We’re going to prove this in an identical fashion to the problems that we worked in this section involving polynomials. We’ll first factor out \({a_n}{x^n}\) from the polynomial and then make a giant use of Fact 1 (which we just proved above) and the basic properties of limits.

\[\begin{align*}\mathop {\lim }\limits_{x \to \infty } p\left( x \right) & = \mathop {\lim }\limits_{x \to \infty } \left( {{a_n}{x^n} + {a_{n - 1}}{x^{n - 1}} + \cdots + {a_1}x + {a_0}} \right)\\ & = \mathop {\lim }\limits_{x \to \infty } \left[ {{a_n}{x^n}\left( {1 + \frac{{{a_{n - 1}}}}{{{a_n}x}} + \cdots + \frac{{{a_1}}}{{{a_n}{x^{n - 1}}}} + \frac{{{a_0}}}{{{a_n}{x^n}}}} \right)} \right]\end{align*}\]

Now, clearly the limit of the second term is one and the limit of the first term will be either \(\infty \) or \( - \infty \) depending upon the sign of \({a_n}\). Therefore by the Facts from the Infinite Limits section we can see that the limit of the whole polynomial will be the same as the limit of the first term or,

\[\mathop {\lim }\limits_{x \to \infty } p\left( x \right) = \mathop {\lim }\limits_{x \to \infty } \left( {{a_n}{x^n} + {a_{n - 1}}{x^{n - 1}} + \cdots + {a_1}x + {a_0}} \right) = \mathop {\lim }\limits_{x \to \infty } {a_n}{x^n}\]

The proof of this part is literally identical to the proof of the first part, with the exception that all \(\infty \)’s are changed to \( - \,\infty \), and so is omitted here.

Let \(\varepsilon > 0\) then we need to show that there is a \(\delta > 0\) such that,

\[\left| {f\left( {g\left( x \right)} \right) - f\left( b \right)} \right| < \varepsilon \hspace{0.5in}{\mbox{whenever}}\hspace{0.5in}0 < \left| {x - a} \right| < \delta \]

Let’s start with the fact that \(f\left( x \right)\) is continuous at \(x = b\). Recall that this means that \(\mathop {\lim }\limits_{x \to b} f\left( x \right) = f\left( b \right)\) and so there must be a \({\delta _{\,1}} > 0\) so that,

\[\left| {f\left( x \right) - f\left( b \right)} \right| < \varepsilon \hspace{0.5in}{\mbox{whenever}}\hspace{0.5in}0 < \left| {x - b} \right| < {\delta _{\,1}}\]

Now, let’s recall that \(\mathop {\lim }\limits_{x \to a} g\left( x \right) = b\). This means that there must be a \(\delta > 0\) so that,

\[\left| {g\left( x \right) - b} \right| < {\delta _{\,1}}\hspace{0.5in}{\mbox{whenever}}\hspace{0.5in}0 < \left| {x - a} \right| < \delta \]

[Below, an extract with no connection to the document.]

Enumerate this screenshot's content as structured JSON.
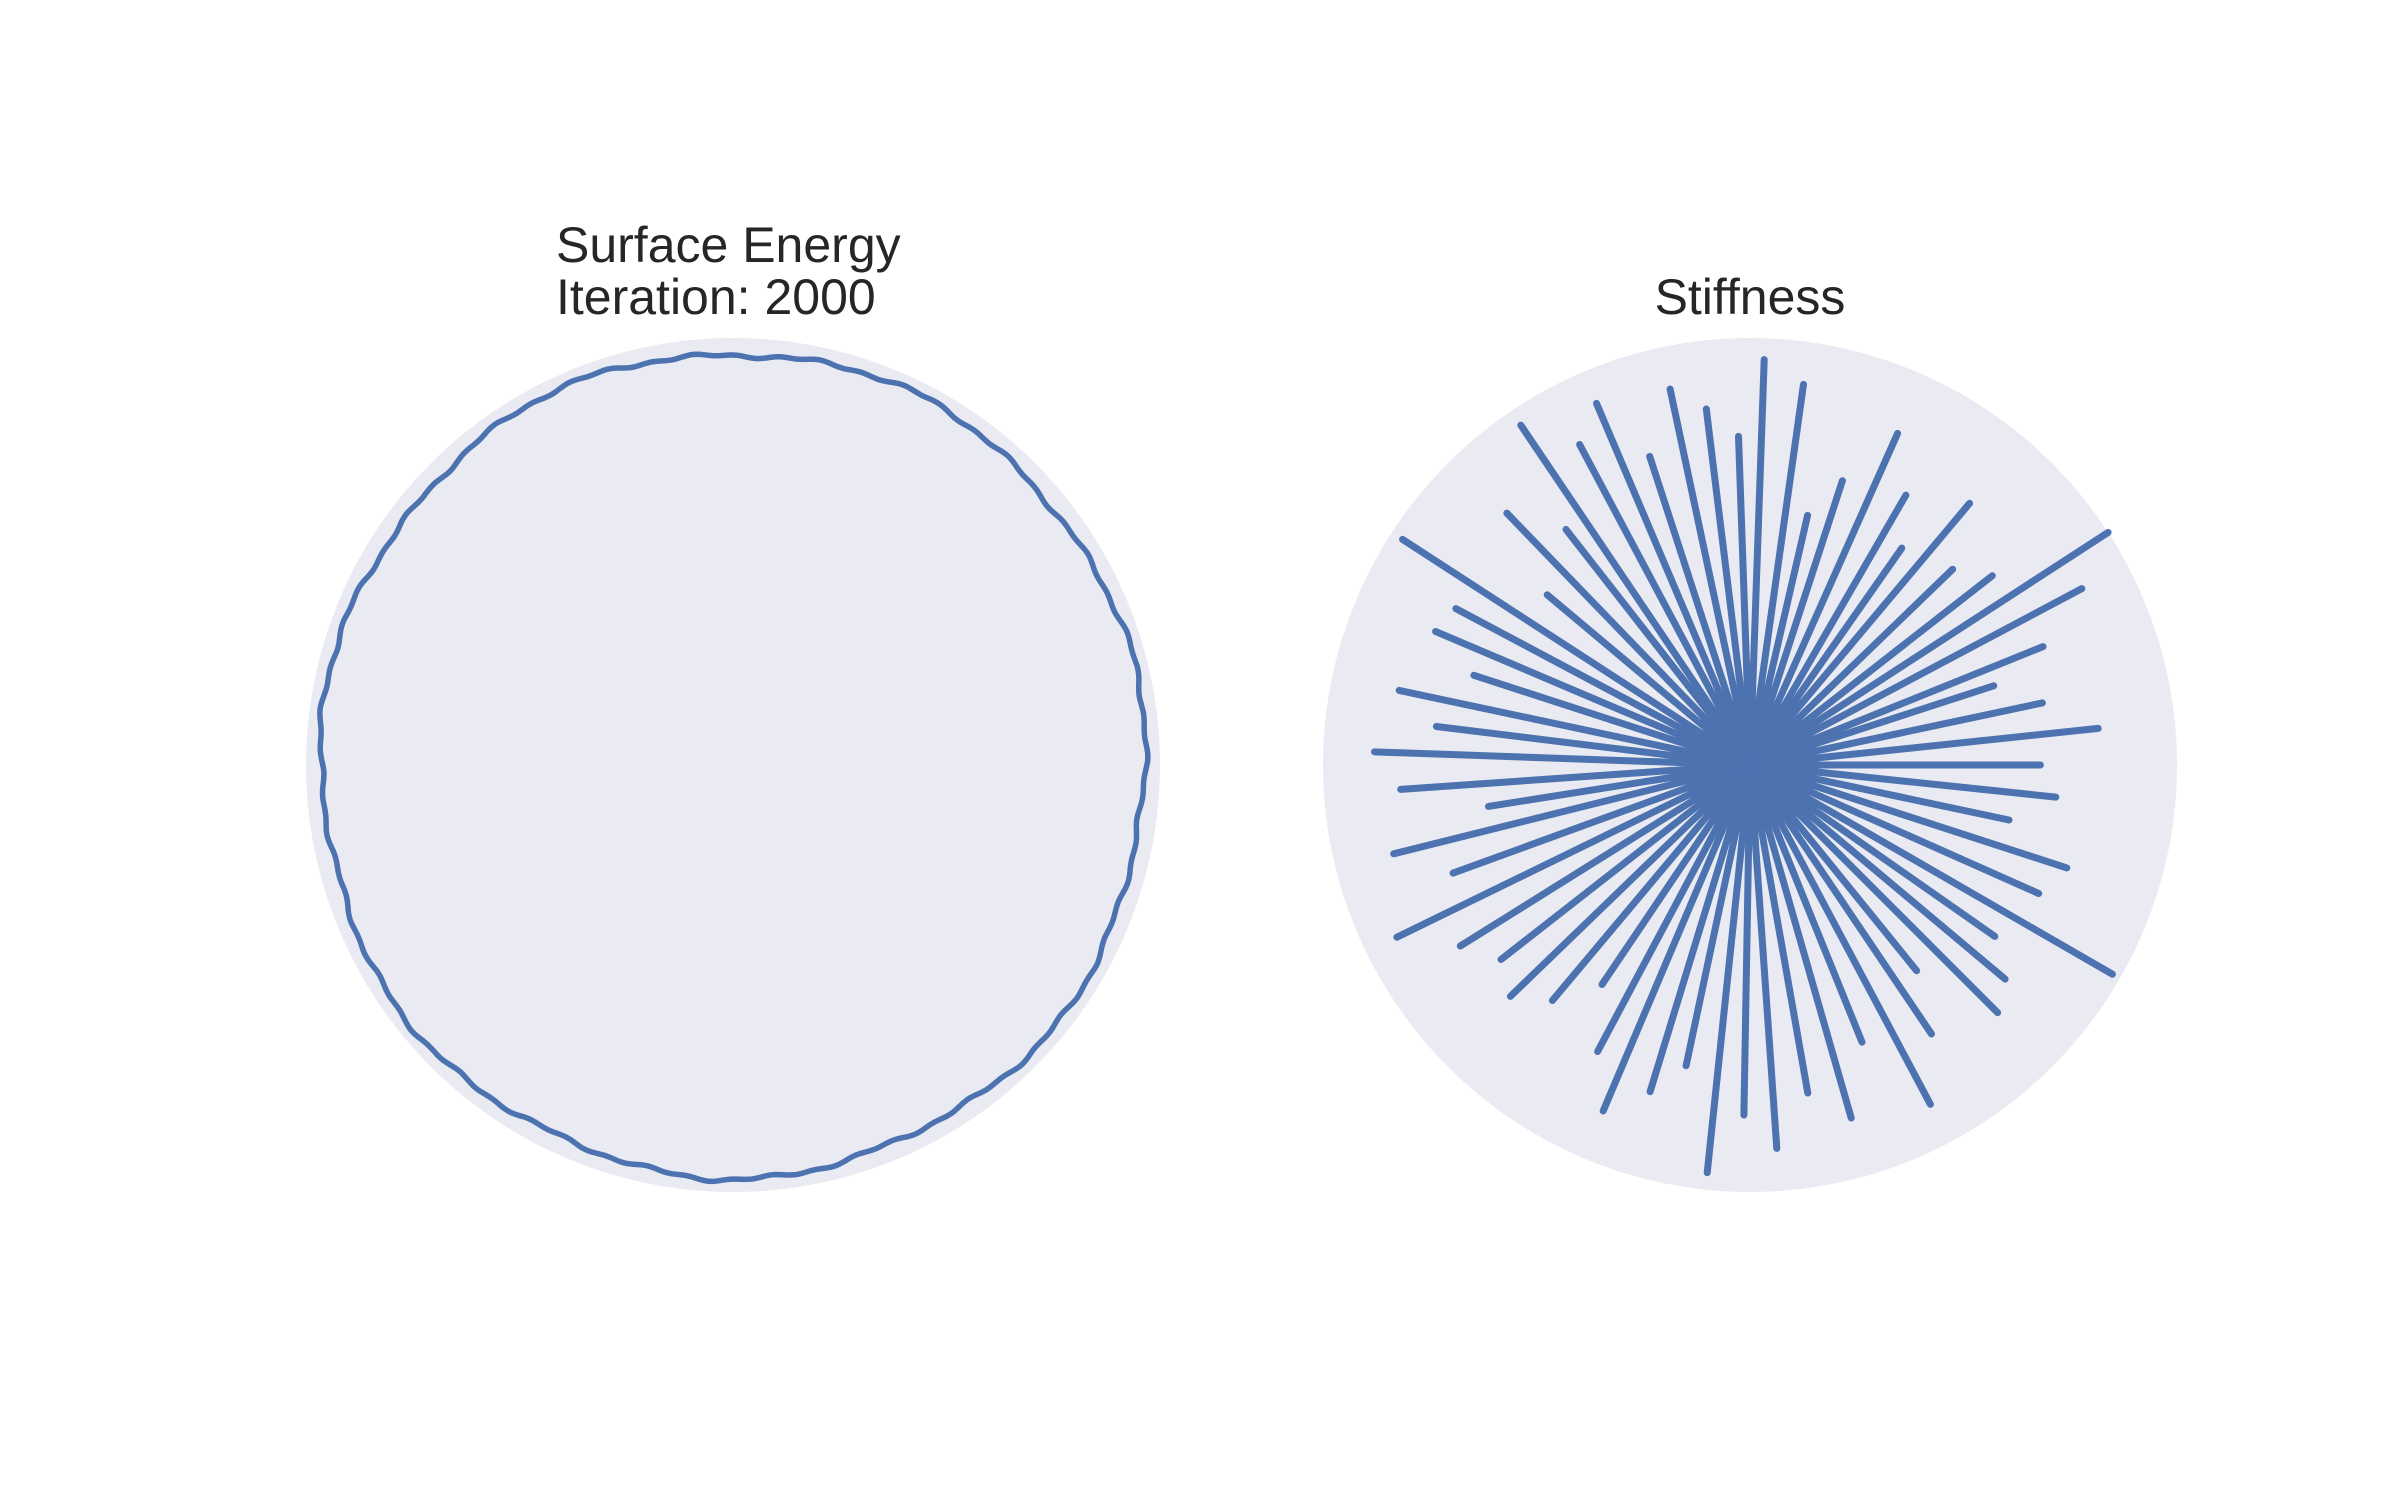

But all this means that we’re done.

Let’s summarize up. First assume that \(0 < \left| {x - a} \right| < \delta \). This then tells us that,

\[\left| {g\left( x \right) - b} \right| < {\delta _{\,1}}\]

But, we also know that if \(0 < \left| {x - b} \right| < {\delta _{\,1}}\) then we must also have \(\left| {f\left( x \right) - f\left( b \right)} \right| < \varepsilon \). What this is telling us is that if a number is within a distance of \({\delta _{\,1}}\) of \(b\) then we can plug that number into \(f\left( x \right)\) and we’ll be within a distance of \(\varepsilon \) of \(f\left( b \right)\).

So, \[\left| {g\left( x \right) - b} \right| < {\delta _{\,1}}\] is telling us that \(g\left( x \right)\) is within a distance of \({\delta _{\,1}}\) of \(b\) and so if we plug it into \(f\left( x \right)\) we’ll get,

\[\left| {f\left( {g\left( x \right)} \right) - f\left( b \right)} \right| < \varepsilon \]

and this is exactly what we wanted to show.